Lastly, Ibrahim Al-bakri Nyei considers the impact of COVID-19 on the 22 elections that are due to be held in Africa this year. He looks at some that have gone ahead regardless of the pandemic and others that have been postponed, and reflects critically on both the challenges and opportunities posed by the disruption of the elections scheduled during this period.
Photo by Albert González Farran - UNAMID
Stigmatisation & Discrimination
How have people with disabilities been affected by the COVID-19 pandemic? – Coumba Makalou
The coronavirus does not discriminate based on a person’s economic status, race, gender, origin, location, religious or sexual orientation. Vulnerable groups, such as people with disabilities, are no exception to the various social, medical and economic fallouts from the threat of contagion by COVID-19. Many persons with disabilities must rely on special services, such as access to facilities (wheelchairs), transportation means (buses), vision impairment signs (Braille), specialised healthcare facilities, regular medical treatments, etc. for their daily survival. These special needs do not disappear because of a pandemic. On the contrary, their needs may become amplified during strenuous times, since obtaining the necessary care and services may become ever more challenging or even impossible, depending on where the person lives. All governments need to take into account the needs of their vulnerable citizens with disabilities during this pandemic, and make emergency resources and funds available to care for them in compliance with the basic human rights guaranteed to all their other citizens.

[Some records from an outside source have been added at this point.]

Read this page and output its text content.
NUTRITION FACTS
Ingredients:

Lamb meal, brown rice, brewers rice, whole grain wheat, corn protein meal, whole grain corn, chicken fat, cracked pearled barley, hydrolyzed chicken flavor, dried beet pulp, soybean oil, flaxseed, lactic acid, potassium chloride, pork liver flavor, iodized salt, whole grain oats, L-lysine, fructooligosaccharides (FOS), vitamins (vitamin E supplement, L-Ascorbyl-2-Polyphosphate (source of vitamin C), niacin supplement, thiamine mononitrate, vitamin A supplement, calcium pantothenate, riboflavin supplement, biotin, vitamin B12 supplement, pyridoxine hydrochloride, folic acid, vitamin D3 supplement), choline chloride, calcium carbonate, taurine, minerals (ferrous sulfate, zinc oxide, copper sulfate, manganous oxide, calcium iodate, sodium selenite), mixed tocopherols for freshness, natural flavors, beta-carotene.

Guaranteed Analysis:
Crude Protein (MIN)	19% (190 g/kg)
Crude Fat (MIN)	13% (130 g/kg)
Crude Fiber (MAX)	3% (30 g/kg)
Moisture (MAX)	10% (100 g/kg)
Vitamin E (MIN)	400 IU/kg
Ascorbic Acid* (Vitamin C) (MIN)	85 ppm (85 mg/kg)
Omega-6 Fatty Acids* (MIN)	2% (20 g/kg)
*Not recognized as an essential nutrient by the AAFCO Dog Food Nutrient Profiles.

Livelihood insecurity & economic impact
Africa’s debt burden and the COVID-19 economic crisis – James Henry Murray
The Bureau of the African Union Heads of State and Government urged G20 countries to “…provide an effective economic stimulus package that includes relief and deferred payments”. In a virtual meeting of the G20 on 15 April, it was agreed to suspend official debt obligations until 2022. Soon after the announcement of this debt standstill, the Chairperson of the AU appointed four Special Envoys to solicit financial support for Africa’s efforts from G20 countries, international organisations and donor communities, as well as African business communities. This team’s goal is to secure debt relief of US$44 billion, a generalised suspension of interest payment for all of Africa’s economies, and a stimulus package of US$100-150 billion.
President Ramaphosa of South Africa, in his capacity as Chairperson of the AU, emphasised that African states need a fair and equitable regime to enable countries to respond to the immediate health and humanitarian crisis and to initiate economic recovery. This will require the World Bank, the IMF, the African Development Bank and other regional institutions to use all their available instruments to help build Africa’s resilience against the health crisis and provide relief for its communities and their economies.
References: EISA Elections Calendar
Political Unrest or Violence
Complexities of democratic elections in the context of COVID-19 response measures – Ibrahim Al-bakri Nyei
Presidential, parliamentary and local elections were scheduled to be held in 21 African countries and one autonomous region this year. As COVID-19 became a global pandemic and spread to Africa in March, one of the concerns that emerged was whether elections could be held under conditions of social distancing, quarantining and restrictions on mass gatherings.
As the pandemic tests the resilience of Africa’s democratic institutions, it also provides lessons and opportunities for improvement. Therefore, beyond COVID-19, African governments must initiate constitutional reforms to address the many shortcomings of their democracies. These reforms must, among others, make provision for the holding of elections and the seamless management of transitions, or the negotiation of political settlements during crisis situations.